Taggie’s already euphoric face lit up even further: ‘What a prodigious idea.’

Upstairs in her turret bedroom, she clutched herself, pressing her boiling face against one of the thin, cool ecclesiastical windows. If Patrick was having a party, how could Patrick’s best friend not be there? She was going to see Ralphie again.

Cooking for Valerie’s dinner party was Taggie’s first big job, but her nerves were nothing to Valerie’s. Valerie was livid with Freddie for asking Rupert, who was coming down to Gloucestershire for a constituency meeting and to present the cup at the Cotchester — Bristol football Derby.
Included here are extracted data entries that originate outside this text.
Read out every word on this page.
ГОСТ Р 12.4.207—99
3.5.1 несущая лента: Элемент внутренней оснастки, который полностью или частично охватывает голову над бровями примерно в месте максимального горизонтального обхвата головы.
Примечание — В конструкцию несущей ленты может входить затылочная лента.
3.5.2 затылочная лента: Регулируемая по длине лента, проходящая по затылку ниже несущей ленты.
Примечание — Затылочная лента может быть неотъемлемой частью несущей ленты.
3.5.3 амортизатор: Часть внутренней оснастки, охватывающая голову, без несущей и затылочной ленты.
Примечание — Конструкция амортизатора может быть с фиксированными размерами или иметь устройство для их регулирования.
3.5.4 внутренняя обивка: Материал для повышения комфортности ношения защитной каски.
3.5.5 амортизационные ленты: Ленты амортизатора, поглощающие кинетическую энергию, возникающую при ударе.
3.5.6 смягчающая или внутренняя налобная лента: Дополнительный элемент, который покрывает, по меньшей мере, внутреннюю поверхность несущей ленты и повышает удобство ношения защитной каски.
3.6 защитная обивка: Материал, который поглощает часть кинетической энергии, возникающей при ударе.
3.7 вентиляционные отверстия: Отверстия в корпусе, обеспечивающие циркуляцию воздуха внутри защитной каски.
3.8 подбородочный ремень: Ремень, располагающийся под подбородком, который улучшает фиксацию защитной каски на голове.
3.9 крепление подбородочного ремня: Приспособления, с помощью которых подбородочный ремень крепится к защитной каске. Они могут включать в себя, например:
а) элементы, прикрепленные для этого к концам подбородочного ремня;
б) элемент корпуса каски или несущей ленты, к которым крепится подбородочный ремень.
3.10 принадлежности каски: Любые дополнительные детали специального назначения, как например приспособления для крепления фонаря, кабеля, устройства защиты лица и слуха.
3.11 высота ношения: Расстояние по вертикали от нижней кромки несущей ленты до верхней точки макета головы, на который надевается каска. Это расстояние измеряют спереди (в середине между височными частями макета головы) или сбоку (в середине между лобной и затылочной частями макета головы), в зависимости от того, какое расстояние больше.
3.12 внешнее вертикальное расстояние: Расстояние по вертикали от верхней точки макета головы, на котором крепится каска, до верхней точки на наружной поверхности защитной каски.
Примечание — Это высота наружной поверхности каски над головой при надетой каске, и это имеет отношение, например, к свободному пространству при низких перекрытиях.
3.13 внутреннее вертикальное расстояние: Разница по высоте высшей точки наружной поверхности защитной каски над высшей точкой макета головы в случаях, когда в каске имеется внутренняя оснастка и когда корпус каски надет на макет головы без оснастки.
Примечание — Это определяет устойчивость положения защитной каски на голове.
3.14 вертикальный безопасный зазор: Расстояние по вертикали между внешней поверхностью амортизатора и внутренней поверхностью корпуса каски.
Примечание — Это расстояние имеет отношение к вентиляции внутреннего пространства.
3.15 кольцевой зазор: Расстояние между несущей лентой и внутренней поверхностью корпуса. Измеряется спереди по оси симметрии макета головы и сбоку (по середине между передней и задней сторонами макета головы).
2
Originally he was supposed to be bringing some French actress, but she’d got stuck on location in Scotland. So Valerie’d had to find a spare woman at the last moment. She settled for Cameron Cook who had just won an American award for a documentary about arranged marriages which she’d produced last Spring. Having talked to her briefly at Declan’s first programme, Valerie had no idea she was Tony’s mistress.
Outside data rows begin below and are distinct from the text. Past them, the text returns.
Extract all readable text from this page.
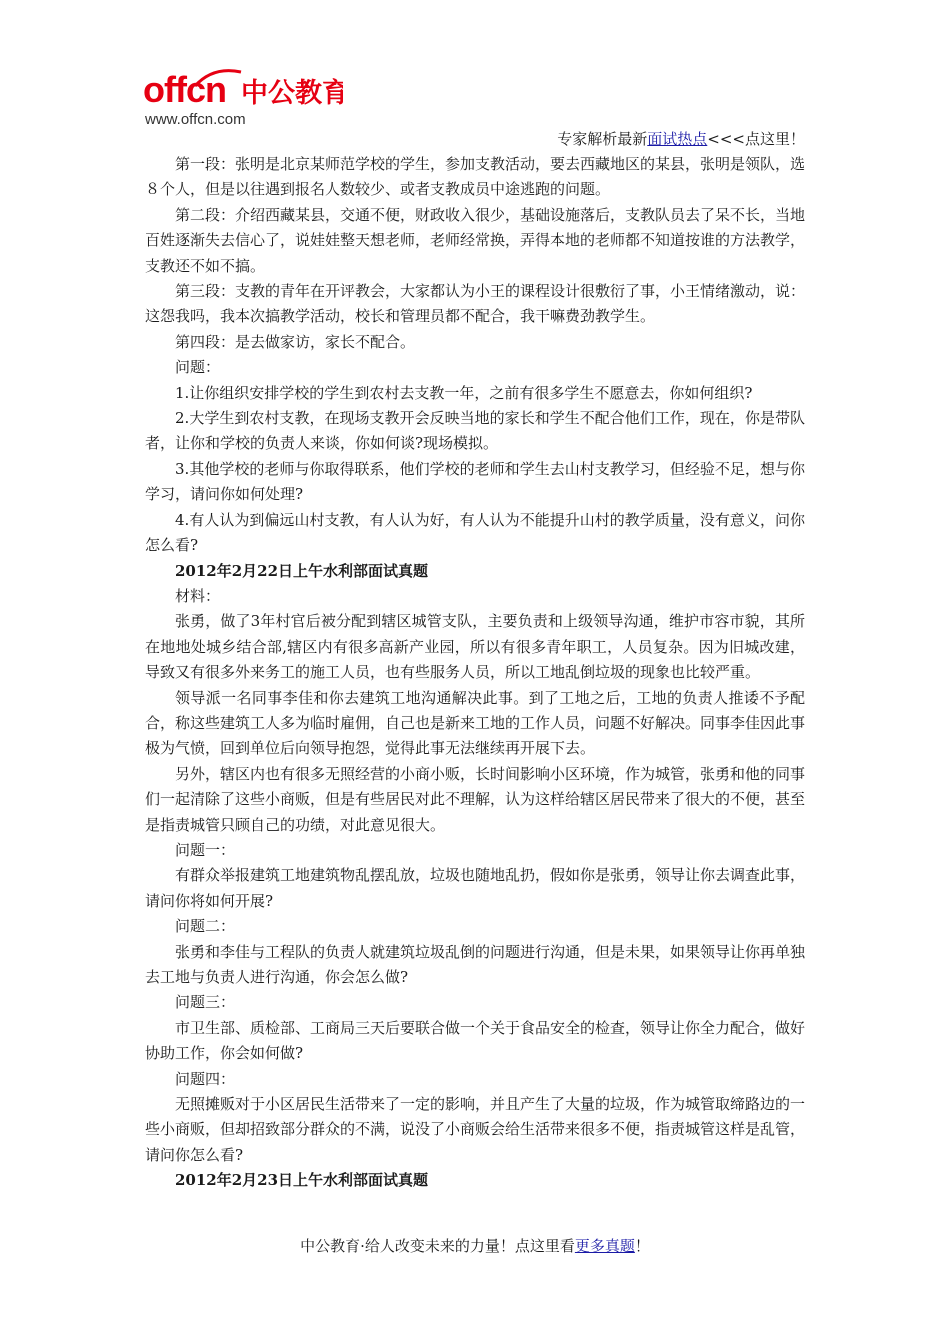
offcn 中公教育
www.offcn.com
专家解析最新面试热点<<<点这里！

第一段：张明是北京某师范学校的学生，参加支教活动，要去西藏地区的某县，张明是领队，选８个人，但是以往遇到报名人数较少、或者支教成员中途逃跑的问题。

第二段：介绍西藏某县，交通不便，财政收入很少，基础设施落后，支教队员去了呆不长，当地百姓逐渐失去信心了，说娃娃整天想老师，老师经常换，弄得本地的老师都不知道按谁的方法教学，支教还不如不搞。

第三段：支教的青年在开评教会，大家都认为小王的课程设计很敷衍了事，小王情绪激动，说：这怨我吗，我本次搞教学活动，校长和管理员都不配合，我干嘛费劲教学生。

第四段：是去做家访，家长不配合。

问题：

1.让你组织安排学校的学生到农村去支教一年，之前有很多学生不愿意去，你如何组织?

2.大学生到农村支教，在现场支教开会反映当地的家长和学生不配合他们工作，现在，你是带队者，让你和学校的负责人来谈，你如何谈?现场模拟。

3.其他学校的老师与你取得联系，他们学校的老师和学生去山村支教学习，但经验不足，想与你学习，请问你如何处理?

4.有人认为到偏远山村支教，有人认为好，有人认为不能提升山村的教学质量，没有意义，问你怎么看?

2012年2月22日上午水利部面试真题

材料：

张勇，做了3年村官后被分配到辖区城管支队，主要负责和上级领导沟通，维护市容市貌，其所在地地处城乡结合部,辖区内有很多高新产业园，所以有很多青年职工，人员复杂。因为旧城改建，导致又有很多外来务工的施工人员，也有些服务人员，所以工地乱倒垃圾的现象也比较严重。

领导派一名同事李佳和你去建筑工地沟通解决此事。到了工地之后，工地的负责人推诿不予配合，称这些建筑工人多为临时雇佣，自己也是新来工地的工作人员，问题不好解决。同事李佳因此事极为气愤，回到单位后向领导抱怨，觉得此事无法继续再开展下去。

另外，辖区内也有很多无照经营的小商小贩，长时间影响小区环境，作为城管，张勇和他的同事们一起清除了这些小商贩，但是有些居民对此不理解，认为这样给辖区居民带来了很大的不便，甚至是指责城管只顾自己的功绩，对此意见很大。

问题一：

有群众举报建筑工地建筑物乱摆乱放，垃圾也随地乱扔，假如你是张勇，领导让你去调查此事，请问你将如何开展?

问题二：

张勇和李佳与工程队的负责人就建筑垃圾乱倒的问题进行沟通，但是未果，如果领导让你再单独去工地与负责人进行沟通，你会怎么做?

问题三：

市卫生部、质检部、工商局三天后要联合做一个关于食品安全的检查，领导让你全力配合，做好协助工作，你会如何做?

问题四：

无照摊贩对于小区居民生活带来了一定的影响，并且产生了大量的垃圾，作为城管取缔路边的一些小商贩，但却招致部分群众的不满，说没了小商贩会给生活带来很多不便，指责城管这样是乱管，请问你怎么看?

2012年2月23日上午水利部面试真题

中公教育·给人改变未来的力量！点这里看更多真题！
And now Valerie wouldn’t stop flapping round the kitchen tasting and criticizing everything Taggie was making — ‘A soupcon more cayenne in the cucumber sauce, Agatha —’ or fretting whether they should have cheese before pudding, or who should sit next to whom.
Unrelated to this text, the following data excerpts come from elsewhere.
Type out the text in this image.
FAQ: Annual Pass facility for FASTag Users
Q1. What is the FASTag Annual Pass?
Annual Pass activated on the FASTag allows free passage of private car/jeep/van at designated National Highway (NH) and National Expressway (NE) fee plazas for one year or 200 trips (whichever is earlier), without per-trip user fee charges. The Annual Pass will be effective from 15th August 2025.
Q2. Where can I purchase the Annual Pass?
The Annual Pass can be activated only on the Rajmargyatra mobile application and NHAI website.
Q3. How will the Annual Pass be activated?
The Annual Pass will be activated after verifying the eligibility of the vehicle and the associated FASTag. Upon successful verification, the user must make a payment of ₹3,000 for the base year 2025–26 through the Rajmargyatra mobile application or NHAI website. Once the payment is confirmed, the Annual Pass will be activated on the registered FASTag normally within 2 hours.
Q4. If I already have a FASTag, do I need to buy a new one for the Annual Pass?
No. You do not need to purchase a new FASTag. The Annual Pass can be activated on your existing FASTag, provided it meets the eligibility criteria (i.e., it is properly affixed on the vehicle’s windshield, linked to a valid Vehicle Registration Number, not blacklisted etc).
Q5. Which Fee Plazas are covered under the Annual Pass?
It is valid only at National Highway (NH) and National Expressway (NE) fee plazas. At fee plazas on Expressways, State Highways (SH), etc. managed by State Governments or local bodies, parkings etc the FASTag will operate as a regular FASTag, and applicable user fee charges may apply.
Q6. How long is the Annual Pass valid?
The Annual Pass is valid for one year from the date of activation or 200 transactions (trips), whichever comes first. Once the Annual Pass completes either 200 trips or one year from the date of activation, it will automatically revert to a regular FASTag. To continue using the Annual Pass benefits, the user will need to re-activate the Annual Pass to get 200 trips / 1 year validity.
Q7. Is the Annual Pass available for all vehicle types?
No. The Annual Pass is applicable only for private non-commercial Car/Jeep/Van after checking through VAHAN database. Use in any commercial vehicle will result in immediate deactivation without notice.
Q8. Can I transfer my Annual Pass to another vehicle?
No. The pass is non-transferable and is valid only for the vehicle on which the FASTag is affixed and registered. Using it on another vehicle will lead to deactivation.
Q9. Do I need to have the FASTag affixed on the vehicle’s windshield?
‘It says,’ she announced, poring over the etiquette book, ‘that the most important man should sit on my right.’

‘That’s me,’ said Freddie, roaring with laughter.

‘Don’t be silly, Fred-Fred,’ snapped Valerie, ‘and don’t pick.’

‘That fish pate’s champion,’ said Freddie, who’d only been allowed a small salad at lunch.

‘Are you going to be all day with that dessert, Agatha?’ said Valerie, beadily looking at the huge ice cream and meringue castle, around which Taggie was curling whipped cream to simulate pounding waves. ‘The place is a fraightful mess.’

‘I promise I’ll clear up in time. Everything’s done but this.’

People were due at eight to eight-thirty to dine at nine. The pheasants, simmered with cranberries and ginger, had to go in at six forty-five.

‘You’ve still got the menus to write out, one for each end of the table,’ said Valerie. ‘It would be naice to have them in French.’

Taggie went pale. She couldn’t even spell them properly in English; she’d always had trouble with pheasant. She started to shake.

‘I’m going to check the rest of the house,’ said Valerie.

The lounge looked beautiful. She’d got florists in to provide two beautiful pink arrangements. The dining-room was also a symphony in pink, with a centrepiece of roses. Valerie adored pink; it was so feminine and went so well with her mauve velvet evening gown with the flowing skirt and the trumpet sleeves. She was glad they weren’t having soup — Freddie drank it so noisily. She’d worked out where everyone was going to sit. Now, standing at the end of the table, Valerie practised her commands:

‘Bring in the appetizer, please, Agatha. Take away the entree, Agatha. Bring in the dessert.’

Then there was the tricky bit, catching all the women’s eyes. She glanced at alternate chairs. ‘Shall we go upstairs?’

What happened if that awful Rupert read the message wrong and followed her upstairs too? He was quite capable. For safety, she’d better say: ‘Shall we ladies go upstairs?’

‘We’ve got a right one ’ere,’ said Reg, the hired butler, who was already well stuck into the Mouton Cadet. ‘Yakking away to herself in the dining-room.’

‘What am I to do about this menu?’ said Taggie helplessly.